Cela dépend de quel point de vue on se place. Nous pourrions l'être si nous le voulions mais nous avons choisi d'investir. Dans le marketing, en particulier. Sans cela nous aurions pu atteindre la rentabilité cette année.

"De nouvelles embauches sont prévues en 2017"

Combien d'utilisateurs comptez-vous aujourd'hui ?

En comptant nos deux types de clients, les expéditeurs et les destinataires, nous touchons au total 2,5 millions d'utilisateurs dans le monde.

Vous avez levé près de 150 millions de dollars depuis votre création, à quoi a servi cet argent ?

Nous avons fait notre première levée en 2014. Nous avons utilisé cet argent pour obtenir des licences aux Etats-Unis, où il faut une licence par Etat. Nous en sommes à 49, donc il nous en manque peu. Nous avons aussi fait des dépenses de brand awareness, de marketing et, le plus important pour nous, nous avons utilisé cet argent pour notre fonds de roulement. Nous avons besoin de beaucoup de cash pour offrir des transferts instantanés. Nous acceptons que nos clients nous paient par carte de débit ou de crédit et cela peut prendre plusieurs jours avant que nous touchions cet argent. Pendant ce temps-là, nous devons continuer à offrir des transferts instantanés.

"Nous pourrions être rentables mais nous avons plutôt choisi d'investir"

La fintech étant une industrie très régulée, nous avons par ailleurs besoin d'investir beaucoup d'argent pour nous mettre en conformité avec les normes de chaque Etat. C'est là que beaucoup d'entreprises technologiques se trompent : elles rognent sur ces dépenses au début et du coup font face à des enquêtes, des réactions de la part des régulateurs. C'est le cas de beaucoup d'entreprises de prêts P2P. Nous avons adopté une approche différente, très lente et très coûteuse. Nous avons décidé d'obtenir toutes les licences les unes après les autres plutôt que de choisir des chemins certes plus rapides mais plus risqués.

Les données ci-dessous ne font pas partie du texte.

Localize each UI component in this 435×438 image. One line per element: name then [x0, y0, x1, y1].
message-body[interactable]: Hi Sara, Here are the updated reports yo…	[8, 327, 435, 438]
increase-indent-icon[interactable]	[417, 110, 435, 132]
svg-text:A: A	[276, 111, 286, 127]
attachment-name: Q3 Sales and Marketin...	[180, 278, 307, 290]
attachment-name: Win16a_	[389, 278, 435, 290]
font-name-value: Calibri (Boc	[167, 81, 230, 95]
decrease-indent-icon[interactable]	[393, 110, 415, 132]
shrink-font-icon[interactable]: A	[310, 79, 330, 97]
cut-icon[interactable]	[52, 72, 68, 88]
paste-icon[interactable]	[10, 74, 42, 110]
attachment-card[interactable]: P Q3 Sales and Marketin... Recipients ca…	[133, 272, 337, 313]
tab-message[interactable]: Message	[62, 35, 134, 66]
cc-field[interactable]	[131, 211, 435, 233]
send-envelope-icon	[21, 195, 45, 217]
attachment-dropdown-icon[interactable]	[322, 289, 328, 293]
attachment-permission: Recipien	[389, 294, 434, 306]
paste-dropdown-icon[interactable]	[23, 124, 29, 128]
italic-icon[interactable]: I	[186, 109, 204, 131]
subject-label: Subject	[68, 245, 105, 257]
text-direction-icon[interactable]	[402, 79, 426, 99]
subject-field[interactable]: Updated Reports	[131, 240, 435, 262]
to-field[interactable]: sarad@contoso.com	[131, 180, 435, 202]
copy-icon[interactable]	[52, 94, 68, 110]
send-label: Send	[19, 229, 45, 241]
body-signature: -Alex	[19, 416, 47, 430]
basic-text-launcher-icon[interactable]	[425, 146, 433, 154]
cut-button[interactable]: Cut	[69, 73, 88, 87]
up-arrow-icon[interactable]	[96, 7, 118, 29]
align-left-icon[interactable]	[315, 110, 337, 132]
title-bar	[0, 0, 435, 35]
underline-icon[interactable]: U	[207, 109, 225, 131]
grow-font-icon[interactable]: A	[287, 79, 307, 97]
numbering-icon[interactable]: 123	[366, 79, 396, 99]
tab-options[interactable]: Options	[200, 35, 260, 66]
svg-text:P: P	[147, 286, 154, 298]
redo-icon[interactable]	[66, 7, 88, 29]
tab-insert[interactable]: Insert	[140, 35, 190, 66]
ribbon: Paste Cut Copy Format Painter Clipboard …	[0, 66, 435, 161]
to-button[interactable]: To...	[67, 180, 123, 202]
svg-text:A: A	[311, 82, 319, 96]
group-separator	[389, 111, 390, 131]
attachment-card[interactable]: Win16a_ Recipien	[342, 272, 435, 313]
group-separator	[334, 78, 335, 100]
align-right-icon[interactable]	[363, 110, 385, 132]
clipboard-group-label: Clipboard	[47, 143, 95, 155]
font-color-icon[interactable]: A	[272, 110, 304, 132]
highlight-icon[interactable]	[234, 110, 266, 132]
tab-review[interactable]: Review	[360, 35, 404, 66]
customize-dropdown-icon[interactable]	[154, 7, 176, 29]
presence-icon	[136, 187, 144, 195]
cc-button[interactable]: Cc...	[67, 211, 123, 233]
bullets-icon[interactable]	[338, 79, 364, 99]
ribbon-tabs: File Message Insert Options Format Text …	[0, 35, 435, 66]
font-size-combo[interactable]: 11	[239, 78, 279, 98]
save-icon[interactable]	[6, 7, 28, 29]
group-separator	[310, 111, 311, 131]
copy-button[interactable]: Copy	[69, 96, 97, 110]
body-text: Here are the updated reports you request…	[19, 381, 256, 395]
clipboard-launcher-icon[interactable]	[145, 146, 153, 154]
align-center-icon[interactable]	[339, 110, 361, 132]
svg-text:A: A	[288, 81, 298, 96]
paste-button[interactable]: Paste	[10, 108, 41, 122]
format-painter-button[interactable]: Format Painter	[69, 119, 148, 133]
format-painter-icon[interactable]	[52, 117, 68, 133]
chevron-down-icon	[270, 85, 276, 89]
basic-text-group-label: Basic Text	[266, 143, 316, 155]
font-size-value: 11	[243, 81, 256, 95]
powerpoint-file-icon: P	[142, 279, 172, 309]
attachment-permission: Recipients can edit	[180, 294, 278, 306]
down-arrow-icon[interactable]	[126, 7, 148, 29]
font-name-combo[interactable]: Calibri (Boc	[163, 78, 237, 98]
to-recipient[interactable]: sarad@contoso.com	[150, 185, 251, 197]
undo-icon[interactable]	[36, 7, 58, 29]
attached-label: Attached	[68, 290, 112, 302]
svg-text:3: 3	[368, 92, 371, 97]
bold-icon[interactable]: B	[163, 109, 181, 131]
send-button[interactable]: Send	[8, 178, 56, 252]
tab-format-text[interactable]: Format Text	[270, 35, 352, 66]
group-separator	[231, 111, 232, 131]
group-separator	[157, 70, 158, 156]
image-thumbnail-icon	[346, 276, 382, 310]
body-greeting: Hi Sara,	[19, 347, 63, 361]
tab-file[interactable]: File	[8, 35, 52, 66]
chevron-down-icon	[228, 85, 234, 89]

Aujourd'hui, quel est l'effectif de WorldRemit ?

330 personnes travaillent pour WorldRemit dont 260 rien qu'à Londres. Nous avons recruté plus de 60 personnes les 12 derniers mois. Nous sommes toujours en train de bâtir l'équipe.

Quels types de profils recherchez-vous pour grossir les rangs ?

Des ingénieurs mobiles, ingénieurs back end, une équipe de conformité. Nous embauchons aussi dans le business development, dans le marketing…

Vous comptez embaucher en 2017 alors ?

Absolument, parce que nous connaissons toujours une croissance rapide.

Comment gagnez-vous de l'argent, uniquement sur les commissions prélevées sur les transferts ?

Nous nous rémunérons sur les transferts mais c'est très transparent. Nous faisons gagner beaucoup d'argent à nos clients, notamment aux destinataires des fonds qui habitent des petits villages et qui, sans une solution comme la nôtre, seraient obligés de se rendre dans des grandes villes pour collecter l'argent qu'on leur a envoyé. Quelqu'un au Kenya qui veut se rendre à Nairobi par exemple va peut-être devoir dépenser entre 10 et 15 dollars pour s'y rendre. Mais nous sommes connectés aux services de Mobile Money et ils peuvent obtenir l'argent sans avoir à quitter leur village.